Nagłą śmierć poniosłoby 150 tys. ludzi. Taki byłby bilans strat, gdyby Koreańczycy zrzucili "atomówkę" na Honolulu - stolicę Hawajów. Później tragedia mogłaby przyjąć jeszcze bardziej przerażające oblicze.
– Zważywszy na ukształtowanie terenu i fakt, że większość z budynków zrobionych jest z drewna, w Honolulu wybuchłby gigantyczny pożar i pochłonął kolejne dziesiątki tysięcy ludzi - powiedział prof. Jeffrey Lewis.
– Szacujemy, że koreański ładunek mógłby uderzyć z siłą nawet 200 kiloton - dodał Lewis.
Ekspertyza to odpowiedź na panikę, jaka wybuchła po fałszywym alarmie na Hawajach.

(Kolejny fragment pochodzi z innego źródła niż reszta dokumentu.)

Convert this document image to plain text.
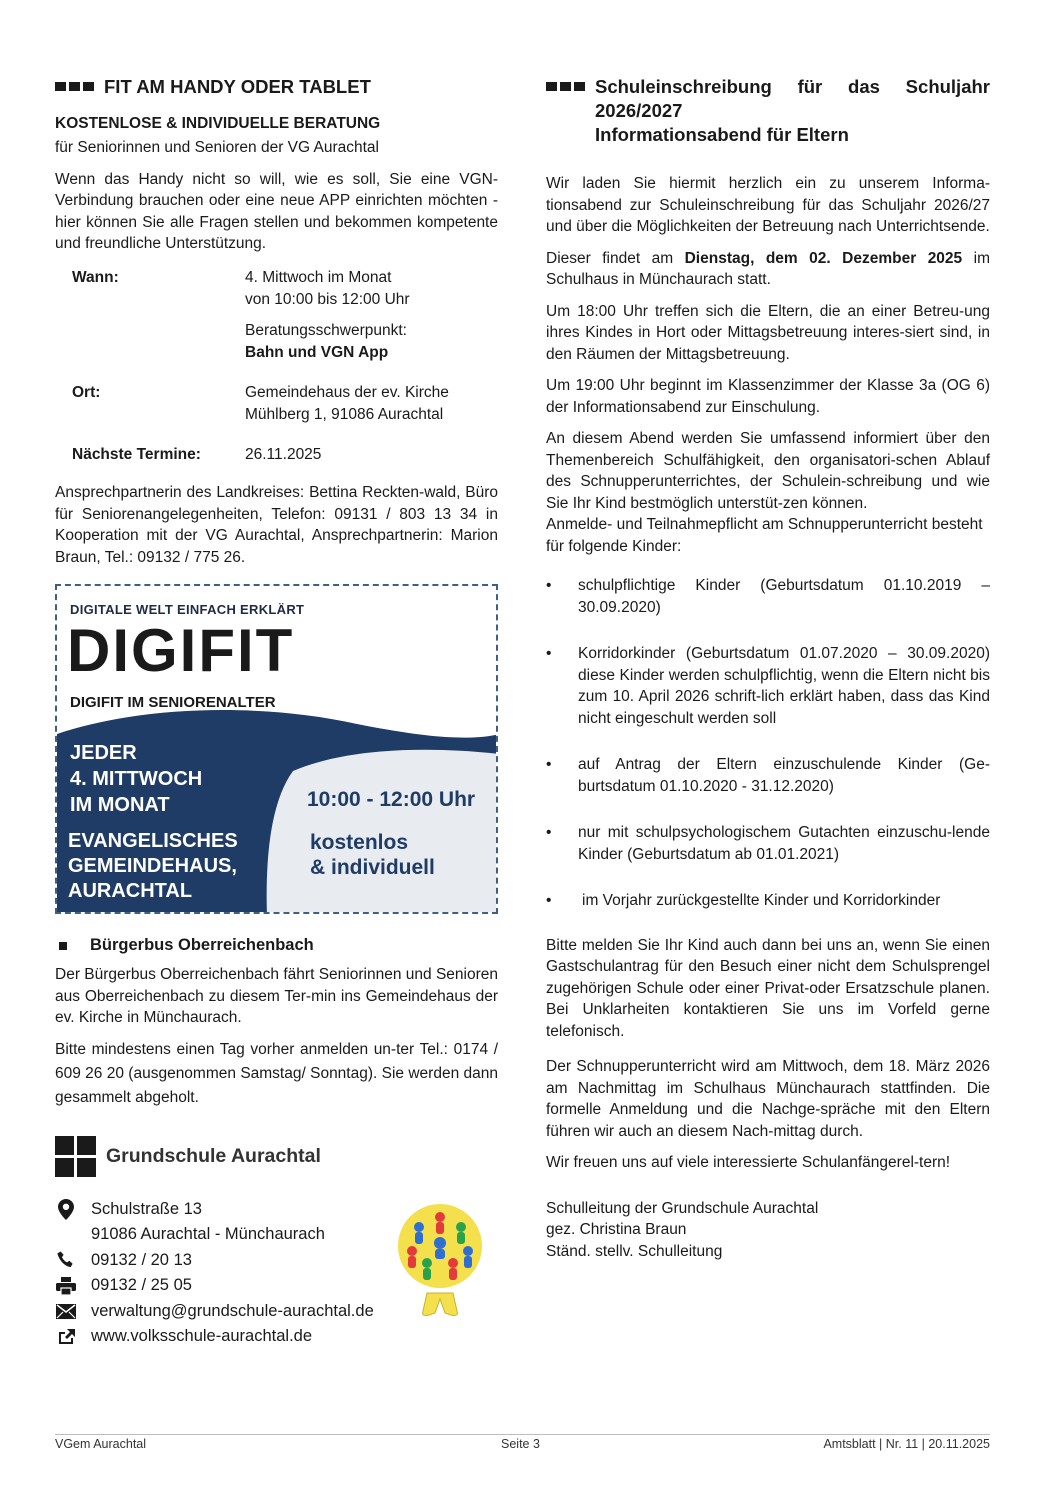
FIT AM HANDY ODER TABLET
KOSTENLOSE & INDIVIDUELLE BERATUNG

für Seniorinnen und Senioren der VG Aurachtal

Wenn das Handy nicht so will, wie es soll, Sie eine VGN-Verbindung brauchen oder eine neue APP einrichten möchten - hier können Sie alle Fragen stellen und bekommen kompetente und freundliche Unterstützung.

Wann:	4. Mittwoch im Monat
von 10:00 bis 12:00 Uhr
Beratungsschwerpunkt:
Bahn und VGN App

Ort:	Gemeindehaus der ev. Kirche
Mühlberg 1, 91086 Aurachtal

Nächste Termine:	26.11.2025

Ansprechpartnerin des Landkreises: Bettina Reckten-wald, Büro für Seniorenangelegenheiten, Telefon: 09131 / 803 13 34 in Kooperation mit der VG Aurachtal, Ansprechpartnerin: Marion Braun, Tel.: 09132 / 775 26.

DIGITALE WELT EINFACH ERKLÄRT
DIGIFIT
DIGIFIT IM SENIORENALTER
JEDER
4. MITTWOCH
IM MONAT
EVANGELISCHES
GEMEINDEHAUS,
AURACHTAL
10:00 - 12:00 Uhr
kostenlos
& individuell
Bürgerbus Oberreichenbach

Der Bürgerbus Oberreichenbach fährt Seniorinnen und Senioren aus Oberreichenbach zu diesem Ter-min ins Gemeindehaus der ev. Kirche in Münchaurach.

Bitte mindestens einen Tag vorher anmelden un-ter Tel.: 0174 / 609 26 20 (ausgenommen Samstag/ Sonntag). Sie werden dann gesammelt abgeholt.

Grundschule Aurachtal
Schulstraße 13
91086 Aurachtal - Münchaurach
09132 / 20 13
09132 / 25 05
verwaltung@grundschule-aurachtal.de
www.volksschule-aurachtal.de
Schuleinschreibung für das Schuljahr
2026/2027
Informationsabend für Eltern

Wir laden Sie hiermit herzlich ein zu unserem Informa-tionsabend zur Schuleinschreibung für das Schuljahr 2026/27 und über die Möglichkeiten der Betreuung nach Unterrichtsende.

Dieser findet am Dienstag, dem 02. Dezember 2025 im Schulhaus in Münchaurach statt.

Um 18:00 Uhr treffen sich die Eltern, die an einer Betreu-ung ihres Kindes in Hort oder Mittagsbetreuung interes-siert sind, in den Räumen der Mittagsbetreuung.

Um 19:00 Uhr beginnt im Klassenzimmer der Klasse 3a (OG 6) der Informationsabend zur Einschulung.

An diesem Abend werden Sie umfassend informiert über den Themenbereich Schulfähigkeit, den organisatori-schen Ablauf des Schnupperunterrichtes, der Schulein-schreibung und wie Sie Ihr Kind bestmöglich unterstüt-zen können.

Anmelde- und Teilnahmepflicht am Schnupperunterricht besteht für folgende Kinder:

•	schulpflichtige Kinder (Geburtsdatum 01.10.2019 – 30.09.2020)
•	Korridorkinder (Geburtsdatum 01.07.2020 – 30.09.2020) diese Kinder werden schulpflichtig, wenn die Eltern nicht bis zum 10. April 2026 schrift-lich erklärt haben, dass das Kind nicht eingeschult werden soll
•	auf Antrag der Eltern einzuschulende Kinder (Ge-burtsdatum 01.10.2020 - 31.12.2020)
•	nur mit schulpsychologischem Gutachten einzuschu-lende Kinder (Geburtsdatum ab 01.01.2021)
•	im Vorjahr zurückgestellte Kinder und Korridorkinder

Bitte melden Sie Ihr Kind auch dann bei uns an, wenn Sie einen Gastschulantrag für den Besuch einer nicht dem Schulsprengel zugehörigen Schule oder einer Privat-oder Ersatzschule planen. Bei Unklarheiten kontaktieren Sie uns im Vorfeld gerne telefonisch.

Der Schnupperunterricht wird am Mittwoch, dem 18. März 2026 am Nachmittag im Schulhaus Münchaurach stattfinden. Die formelle Anmeldung und die Nachge-spräche mit den Eltern führen wir auch an diesem Nach-mittag durch.

Wir freuen uns auf viele interessierte Schulanfängerel-tern!

Schulleitung der Grundschule Aurachtal

gez. Christina Braun

Ständ. stellv. Schulleitung

VGem Aurachtal	Seite 3	Amtsblatt | Nr. 11 | 20.11.2025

Alarm został wysłany na ekrany telewizorów i komórki wszystkich Hawajczyków
Wciśnięcie "złego guzika" będzie miało swoje konsekwencje. I nie chodzi tylko o pracownika, który narobił bałaganu. Na czas nieokreślony testy systemu ostrzegania zostają wyłączone.